Max Manus fue un guerrillero noruego que durante la Segunda Guerra Mundial participó de la resistencia clandestina a la ocupación nazi. Sus operaciones lo convirtieron en el más grande saboteador de la historia, porque perfeccionó el arte de hundir barcos alemanes anclados a cientos de kilómetros del frente de batalla. Por eso saboteador, porque es un enemigo que ataca desde dentro. Disfrazado de mecánico naval o remando sobre una balsa de goma, en la oscuridad de la noche, instalaba explosivos y luego los detonaba a distancia. Una película noruega del año 2008, llamada precisamente Max Manus, y en inglés Man of war, relata la vida del héroe noruego y rescata una escena muy interesante en la que el protagonista se desmorona, cosa curiosa, durante los festejos por la derrota alemana. Y es un hecho curioso porque justamente Max, el más encumbrado artífice de ese gran logro nacional, se muestra ahí brotado de angustia, sin consuelo, presa de un llanto incontrolable, ahí mismo, en el preciso momento en que toda Noruega arde de alegría por el éxito definitivo. ¿Qué le pasa a Max? Está abatido porque se pregunta qué va a hacer de su vida ahora que la guerra terminó, ahora que ya no va a sabotear. Si no hago esto, ¿qué hago? Si no soy éste, ¿quién soy?
Lo que la escena muestra es a un militante que ha por fin alcanzado el objetivo de su militancia, su anhelo, su sueño, y una vez allí experimenta en el espíritu un desgarro. Un soñador que alcanza su sueño y se derrumba. Irónicamente, lo que en teoría iba a experimentarse como una ganancia, él lo experimenta como una pérdida, enorme pérdida, muy íntima, una pérdida a nivel de la identidad, a nivel del narcisismo. (Si en ese momento a Max le daban a elegir entre esa amarga victoria y cinco años más de ocupación nazi, bueno... creo que por lo menos lo meditaba un rato).

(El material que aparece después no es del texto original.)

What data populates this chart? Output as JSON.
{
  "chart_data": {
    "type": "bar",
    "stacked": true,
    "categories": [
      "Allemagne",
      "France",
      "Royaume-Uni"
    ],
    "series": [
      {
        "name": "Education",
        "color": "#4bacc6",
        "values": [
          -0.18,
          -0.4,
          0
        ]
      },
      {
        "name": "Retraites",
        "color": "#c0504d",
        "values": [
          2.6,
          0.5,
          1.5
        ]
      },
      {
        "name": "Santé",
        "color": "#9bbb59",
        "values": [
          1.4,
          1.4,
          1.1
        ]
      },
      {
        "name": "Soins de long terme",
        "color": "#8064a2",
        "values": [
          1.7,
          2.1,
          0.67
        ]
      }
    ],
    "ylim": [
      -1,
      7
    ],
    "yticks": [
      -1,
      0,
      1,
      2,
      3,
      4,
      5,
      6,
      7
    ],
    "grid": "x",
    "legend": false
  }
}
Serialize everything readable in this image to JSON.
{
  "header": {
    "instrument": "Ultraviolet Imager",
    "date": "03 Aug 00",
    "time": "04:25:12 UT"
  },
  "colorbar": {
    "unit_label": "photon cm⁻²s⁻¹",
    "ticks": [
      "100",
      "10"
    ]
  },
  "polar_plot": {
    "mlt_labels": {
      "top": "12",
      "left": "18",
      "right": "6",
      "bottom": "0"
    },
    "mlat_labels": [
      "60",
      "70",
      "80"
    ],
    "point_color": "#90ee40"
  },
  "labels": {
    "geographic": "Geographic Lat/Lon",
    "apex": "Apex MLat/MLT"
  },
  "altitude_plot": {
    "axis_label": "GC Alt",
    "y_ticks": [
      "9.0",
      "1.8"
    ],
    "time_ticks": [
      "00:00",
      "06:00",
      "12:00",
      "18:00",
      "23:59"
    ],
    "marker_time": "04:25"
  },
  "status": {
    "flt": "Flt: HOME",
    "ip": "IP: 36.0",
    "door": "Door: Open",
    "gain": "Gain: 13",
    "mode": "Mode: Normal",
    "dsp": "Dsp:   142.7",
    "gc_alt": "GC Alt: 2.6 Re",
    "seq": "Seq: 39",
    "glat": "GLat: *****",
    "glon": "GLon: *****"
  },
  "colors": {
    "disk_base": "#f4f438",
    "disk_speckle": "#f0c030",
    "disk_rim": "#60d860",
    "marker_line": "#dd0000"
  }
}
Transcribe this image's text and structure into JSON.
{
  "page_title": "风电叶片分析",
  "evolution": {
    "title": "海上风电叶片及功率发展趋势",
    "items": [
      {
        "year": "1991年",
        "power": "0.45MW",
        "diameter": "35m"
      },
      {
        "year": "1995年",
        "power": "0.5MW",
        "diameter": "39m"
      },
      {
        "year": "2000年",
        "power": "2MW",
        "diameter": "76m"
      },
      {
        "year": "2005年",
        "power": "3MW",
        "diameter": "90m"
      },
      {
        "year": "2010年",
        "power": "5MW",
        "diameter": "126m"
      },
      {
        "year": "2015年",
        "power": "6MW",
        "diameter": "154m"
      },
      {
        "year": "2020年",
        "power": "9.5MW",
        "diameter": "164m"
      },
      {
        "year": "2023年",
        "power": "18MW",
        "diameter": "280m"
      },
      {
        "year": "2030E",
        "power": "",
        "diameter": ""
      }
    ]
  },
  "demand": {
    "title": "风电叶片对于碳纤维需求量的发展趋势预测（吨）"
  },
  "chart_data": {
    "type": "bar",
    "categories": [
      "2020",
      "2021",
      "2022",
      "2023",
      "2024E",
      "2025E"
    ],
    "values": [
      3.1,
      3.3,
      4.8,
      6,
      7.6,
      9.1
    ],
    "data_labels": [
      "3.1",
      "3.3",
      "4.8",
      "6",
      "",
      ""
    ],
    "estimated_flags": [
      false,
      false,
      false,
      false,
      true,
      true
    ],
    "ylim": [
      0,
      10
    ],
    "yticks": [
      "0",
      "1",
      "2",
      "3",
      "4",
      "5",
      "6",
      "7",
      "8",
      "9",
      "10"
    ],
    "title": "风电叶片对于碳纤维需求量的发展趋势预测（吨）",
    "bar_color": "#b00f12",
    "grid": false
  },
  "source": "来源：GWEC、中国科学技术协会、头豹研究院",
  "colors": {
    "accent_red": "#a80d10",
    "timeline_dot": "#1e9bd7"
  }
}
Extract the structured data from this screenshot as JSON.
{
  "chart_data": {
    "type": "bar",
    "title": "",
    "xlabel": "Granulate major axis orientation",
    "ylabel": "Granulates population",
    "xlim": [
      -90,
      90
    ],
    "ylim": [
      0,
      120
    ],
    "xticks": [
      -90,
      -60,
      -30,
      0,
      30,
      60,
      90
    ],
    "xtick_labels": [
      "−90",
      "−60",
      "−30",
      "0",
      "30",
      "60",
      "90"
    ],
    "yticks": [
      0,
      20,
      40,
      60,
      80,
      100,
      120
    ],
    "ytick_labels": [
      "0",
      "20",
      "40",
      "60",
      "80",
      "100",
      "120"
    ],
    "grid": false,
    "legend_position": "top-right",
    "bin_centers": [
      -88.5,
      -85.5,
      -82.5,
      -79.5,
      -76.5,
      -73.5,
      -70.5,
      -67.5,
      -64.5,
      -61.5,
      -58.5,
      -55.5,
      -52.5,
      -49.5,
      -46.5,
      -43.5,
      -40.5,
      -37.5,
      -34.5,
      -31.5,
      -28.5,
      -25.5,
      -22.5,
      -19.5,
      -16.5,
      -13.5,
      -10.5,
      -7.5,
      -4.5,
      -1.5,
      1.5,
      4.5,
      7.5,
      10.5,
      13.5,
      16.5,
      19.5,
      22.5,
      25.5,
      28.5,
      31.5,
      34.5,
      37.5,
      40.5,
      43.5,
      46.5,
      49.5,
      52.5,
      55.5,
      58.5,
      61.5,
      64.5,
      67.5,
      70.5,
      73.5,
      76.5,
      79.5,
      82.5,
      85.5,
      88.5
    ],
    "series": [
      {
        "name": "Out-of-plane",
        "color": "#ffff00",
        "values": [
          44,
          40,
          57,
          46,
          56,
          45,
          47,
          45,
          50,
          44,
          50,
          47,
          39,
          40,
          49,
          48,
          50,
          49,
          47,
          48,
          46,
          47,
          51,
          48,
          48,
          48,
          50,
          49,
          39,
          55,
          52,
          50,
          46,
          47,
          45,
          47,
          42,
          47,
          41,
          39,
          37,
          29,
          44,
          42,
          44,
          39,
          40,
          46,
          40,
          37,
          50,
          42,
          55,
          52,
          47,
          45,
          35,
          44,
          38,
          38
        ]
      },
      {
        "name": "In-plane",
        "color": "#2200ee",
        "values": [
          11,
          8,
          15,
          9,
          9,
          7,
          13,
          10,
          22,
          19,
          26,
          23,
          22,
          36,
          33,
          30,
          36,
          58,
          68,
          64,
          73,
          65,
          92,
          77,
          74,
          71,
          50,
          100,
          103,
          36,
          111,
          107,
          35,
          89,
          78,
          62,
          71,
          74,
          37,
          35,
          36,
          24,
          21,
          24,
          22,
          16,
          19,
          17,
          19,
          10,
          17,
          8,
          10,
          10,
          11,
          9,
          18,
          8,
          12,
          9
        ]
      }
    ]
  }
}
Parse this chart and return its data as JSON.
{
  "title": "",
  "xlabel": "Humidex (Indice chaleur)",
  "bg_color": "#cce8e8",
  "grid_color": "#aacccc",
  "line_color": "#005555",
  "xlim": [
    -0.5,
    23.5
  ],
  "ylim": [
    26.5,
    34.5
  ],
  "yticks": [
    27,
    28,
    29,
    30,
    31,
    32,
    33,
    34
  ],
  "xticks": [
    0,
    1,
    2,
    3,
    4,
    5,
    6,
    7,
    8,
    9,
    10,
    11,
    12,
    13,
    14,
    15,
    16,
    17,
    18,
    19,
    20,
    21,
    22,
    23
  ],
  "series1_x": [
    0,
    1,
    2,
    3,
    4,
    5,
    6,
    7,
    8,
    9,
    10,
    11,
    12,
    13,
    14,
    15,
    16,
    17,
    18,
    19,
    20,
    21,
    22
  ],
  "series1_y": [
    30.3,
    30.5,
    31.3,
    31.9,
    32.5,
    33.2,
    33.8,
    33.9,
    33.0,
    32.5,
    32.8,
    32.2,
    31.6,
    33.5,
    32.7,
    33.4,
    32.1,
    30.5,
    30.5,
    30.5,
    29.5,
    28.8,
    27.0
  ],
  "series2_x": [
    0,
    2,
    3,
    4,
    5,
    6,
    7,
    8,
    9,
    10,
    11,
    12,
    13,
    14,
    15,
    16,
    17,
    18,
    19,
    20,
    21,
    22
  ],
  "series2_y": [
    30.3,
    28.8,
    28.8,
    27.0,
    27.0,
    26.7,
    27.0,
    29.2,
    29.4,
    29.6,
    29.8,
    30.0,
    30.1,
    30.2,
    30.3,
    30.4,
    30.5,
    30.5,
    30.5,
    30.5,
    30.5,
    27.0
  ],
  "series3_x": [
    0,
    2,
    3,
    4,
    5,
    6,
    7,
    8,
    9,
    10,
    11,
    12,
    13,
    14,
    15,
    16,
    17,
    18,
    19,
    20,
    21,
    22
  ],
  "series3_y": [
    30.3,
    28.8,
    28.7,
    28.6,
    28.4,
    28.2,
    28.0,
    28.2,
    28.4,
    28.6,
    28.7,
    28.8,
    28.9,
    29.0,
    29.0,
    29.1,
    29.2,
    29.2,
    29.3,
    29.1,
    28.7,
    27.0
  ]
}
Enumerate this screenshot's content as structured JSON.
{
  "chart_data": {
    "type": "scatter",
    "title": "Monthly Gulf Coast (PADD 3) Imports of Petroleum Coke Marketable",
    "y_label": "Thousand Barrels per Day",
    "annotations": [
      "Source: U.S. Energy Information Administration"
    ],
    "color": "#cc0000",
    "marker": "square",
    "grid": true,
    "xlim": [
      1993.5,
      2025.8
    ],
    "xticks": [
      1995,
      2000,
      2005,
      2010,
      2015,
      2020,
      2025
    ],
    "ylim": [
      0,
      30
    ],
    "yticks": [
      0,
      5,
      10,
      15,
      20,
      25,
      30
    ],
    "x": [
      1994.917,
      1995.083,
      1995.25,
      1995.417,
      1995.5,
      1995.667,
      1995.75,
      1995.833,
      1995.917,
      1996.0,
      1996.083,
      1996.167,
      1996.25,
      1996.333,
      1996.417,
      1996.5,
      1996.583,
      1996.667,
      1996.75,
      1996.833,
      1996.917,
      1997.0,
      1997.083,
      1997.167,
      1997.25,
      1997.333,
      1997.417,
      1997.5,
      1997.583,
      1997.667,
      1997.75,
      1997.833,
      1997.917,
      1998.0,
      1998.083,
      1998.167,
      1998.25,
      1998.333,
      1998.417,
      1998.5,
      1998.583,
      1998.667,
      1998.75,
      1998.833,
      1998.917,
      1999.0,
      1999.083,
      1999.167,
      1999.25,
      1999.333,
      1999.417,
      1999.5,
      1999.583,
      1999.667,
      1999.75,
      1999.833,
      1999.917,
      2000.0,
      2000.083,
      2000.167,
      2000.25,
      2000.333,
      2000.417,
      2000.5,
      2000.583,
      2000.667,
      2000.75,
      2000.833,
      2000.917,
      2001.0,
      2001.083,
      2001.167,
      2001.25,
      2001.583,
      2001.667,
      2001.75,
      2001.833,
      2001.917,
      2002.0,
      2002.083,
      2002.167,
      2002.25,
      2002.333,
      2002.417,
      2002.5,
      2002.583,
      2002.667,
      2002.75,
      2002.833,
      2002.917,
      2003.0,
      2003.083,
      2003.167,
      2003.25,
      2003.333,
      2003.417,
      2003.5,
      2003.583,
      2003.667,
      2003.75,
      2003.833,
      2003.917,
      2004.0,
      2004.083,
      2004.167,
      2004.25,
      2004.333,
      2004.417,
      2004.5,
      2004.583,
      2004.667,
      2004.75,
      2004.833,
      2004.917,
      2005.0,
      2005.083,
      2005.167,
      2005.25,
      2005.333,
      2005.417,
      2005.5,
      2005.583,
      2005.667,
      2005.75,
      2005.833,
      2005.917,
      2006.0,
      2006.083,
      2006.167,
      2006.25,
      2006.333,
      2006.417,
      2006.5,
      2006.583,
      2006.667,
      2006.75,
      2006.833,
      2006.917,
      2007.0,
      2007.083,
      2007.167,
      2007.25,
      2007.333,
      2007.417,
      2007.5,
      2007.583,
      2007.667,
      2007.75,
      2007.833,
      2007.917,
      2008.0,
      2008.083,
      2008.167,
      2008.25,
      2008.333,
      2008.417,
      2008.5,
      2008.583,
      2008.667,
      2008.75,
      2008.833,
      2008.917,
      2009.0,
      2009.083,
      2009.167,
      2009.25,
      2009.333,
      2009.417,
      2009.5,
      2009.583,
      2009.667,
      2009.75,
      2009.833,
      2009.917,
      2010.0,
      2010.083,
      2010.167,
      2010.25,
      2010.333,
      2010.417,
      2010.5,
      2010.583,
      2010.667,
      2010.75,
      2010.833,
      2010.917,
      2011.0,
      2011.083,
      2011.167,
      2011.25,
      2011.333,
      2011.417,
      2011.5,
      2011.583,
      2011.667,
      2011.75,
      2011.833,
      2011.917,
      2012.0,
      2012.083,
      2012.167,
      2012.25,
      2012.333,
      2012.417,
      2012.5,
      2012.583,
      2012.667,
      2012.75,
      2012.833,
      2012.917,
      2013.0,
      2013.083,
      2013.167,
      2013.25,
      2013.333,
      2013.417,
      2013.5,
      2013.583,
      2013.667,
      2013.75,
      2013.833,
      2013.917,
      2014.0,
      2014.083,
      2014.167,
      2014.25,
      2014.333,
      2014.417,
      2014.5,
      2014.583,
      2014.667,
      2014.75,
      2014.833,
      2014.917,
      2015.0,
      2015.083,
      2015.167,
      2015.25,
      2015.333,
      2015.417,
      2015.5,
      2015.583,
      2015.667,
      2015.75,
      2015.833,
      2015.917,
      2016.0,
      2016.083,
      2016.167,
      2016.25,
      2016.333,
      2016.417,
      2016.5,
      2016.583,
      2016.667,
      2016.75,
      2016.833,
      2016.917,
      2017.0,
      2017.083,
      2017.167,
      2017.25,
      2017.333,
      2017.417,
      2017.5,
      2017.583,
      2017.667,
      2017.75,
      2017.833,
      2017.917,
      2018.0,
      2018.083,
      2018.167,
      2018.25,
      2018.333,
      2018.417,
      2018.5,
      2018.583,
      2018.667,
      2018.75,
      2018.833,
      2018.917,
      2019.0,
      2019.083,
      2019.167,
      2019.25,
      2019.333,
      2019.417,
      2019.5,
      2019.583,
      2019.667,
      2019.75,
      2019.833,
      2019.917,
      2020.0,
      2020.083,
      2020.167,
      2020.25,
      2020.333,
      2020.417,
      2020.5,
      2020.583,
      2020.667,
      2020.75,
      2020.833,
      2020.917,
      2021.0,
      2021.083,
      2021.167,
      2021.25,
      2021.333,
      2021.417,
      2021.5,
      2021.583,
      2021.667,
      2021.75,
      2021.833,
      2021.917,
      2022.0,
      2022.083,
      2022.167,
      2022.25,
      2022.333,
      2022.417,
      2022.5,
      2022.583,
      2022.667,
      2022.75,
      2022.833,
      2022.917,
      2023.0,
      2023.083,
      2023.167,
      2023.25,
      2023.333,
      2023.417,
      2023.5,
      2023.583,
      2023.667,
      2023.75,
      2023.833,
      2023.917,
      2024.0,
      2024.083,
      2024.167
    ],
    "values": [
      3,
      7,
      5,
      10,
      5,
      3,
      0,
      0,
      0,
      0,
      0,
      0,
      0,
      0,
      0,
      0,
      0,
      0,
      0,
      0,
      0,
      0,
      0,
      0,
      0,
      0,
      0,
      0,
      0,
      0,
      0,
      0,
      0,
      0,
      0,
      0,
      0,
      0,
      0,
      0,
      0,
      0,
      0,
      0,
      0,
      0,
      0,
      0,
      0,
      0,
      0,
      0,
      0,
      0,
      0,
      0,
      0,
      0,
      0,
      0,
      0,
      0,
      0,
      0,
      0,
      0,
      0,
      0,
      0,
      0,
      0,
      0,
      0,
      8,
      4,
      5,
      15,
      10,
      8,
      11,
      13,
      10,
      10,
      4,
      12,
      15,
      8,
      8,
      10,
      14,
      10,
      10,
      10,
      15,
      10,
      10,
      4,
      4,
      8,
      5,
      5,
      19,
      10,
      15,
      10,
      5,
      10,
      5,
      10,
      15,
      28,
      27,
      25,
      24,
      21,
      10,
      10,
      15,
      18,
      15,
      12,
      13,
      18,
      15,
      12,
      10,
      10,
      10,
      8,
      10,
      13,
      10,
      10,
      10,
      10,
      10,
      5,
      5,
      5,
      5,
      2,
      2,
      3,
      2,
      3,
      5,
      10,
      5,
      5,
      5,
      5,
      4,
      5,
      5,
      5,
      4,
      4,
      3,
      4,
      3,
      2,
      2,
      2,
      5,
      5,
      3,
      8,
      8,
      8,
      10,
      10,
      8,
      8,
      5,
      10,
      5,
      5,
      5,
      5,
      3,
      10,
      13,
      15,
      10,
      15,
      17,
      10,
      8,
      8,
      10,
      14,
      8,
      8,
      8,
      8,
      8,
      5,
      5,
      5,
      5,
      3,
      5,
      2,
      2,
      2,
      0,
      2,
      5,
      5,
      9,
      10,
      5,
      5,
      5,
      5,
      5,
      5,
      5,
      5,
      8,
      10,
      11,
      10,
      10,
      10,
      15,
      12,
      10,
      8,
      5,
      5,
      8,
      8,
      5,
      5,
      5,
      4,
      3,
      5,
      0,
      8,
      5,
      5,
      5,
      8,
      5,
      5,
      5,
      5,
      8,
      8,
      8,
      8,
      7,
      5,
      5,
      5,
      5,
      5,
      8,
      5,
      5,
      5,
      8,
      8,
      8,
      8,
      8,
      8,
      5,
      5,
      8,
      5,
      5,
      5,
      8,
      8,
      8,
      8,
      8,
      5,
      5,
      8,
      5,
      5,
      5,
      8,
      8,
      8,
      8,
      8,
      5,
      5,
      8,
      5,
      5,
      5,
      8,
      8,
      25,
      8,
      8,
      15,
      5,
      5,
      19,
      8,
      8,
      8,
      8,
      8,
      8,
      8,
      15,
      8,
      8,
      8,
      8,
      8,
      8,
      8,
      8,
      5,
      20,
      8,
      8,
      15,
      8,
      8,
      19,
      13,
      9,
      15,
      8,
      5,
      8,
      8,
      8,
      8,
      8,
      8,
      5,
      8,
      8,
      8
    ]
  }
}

Muchas causas humanas tienen esa dificultad al final del camino: alcanzados los objetivos, la actividad que convoca ya no tiene razón de ser y debe, por fuerza, disolverse. Y los afectados a ella deben, por fuerza, renunciar al rol que hasta ahí interpretaban, renunciar a un fragmento de la identidad, la identidad de militante, que ya no tiene razón de ser. No siempre es un evento trágico, atención: los compañeros de armas de Max renunciaron contentísimos y se fueron a festejar; pero bueno, ya se observa en la escena que para él la cosa se complicó bastante. Y es comprensible, porque cada quién encara la renuncia narcisística con los recursos de los que dispone. Quizás él no contaba con esos recursos y se hundió en la afánisis, esa abolición subjetiva en la que el sujeto se pierde, se invisibiliza, depararece, pierde la relación con los significantes a los que estaba identificado, sucumbe a la angustia.
Quizás Max amaba la identidad que había forjado mucho más que la posibilidad de expulsar a los alemanes.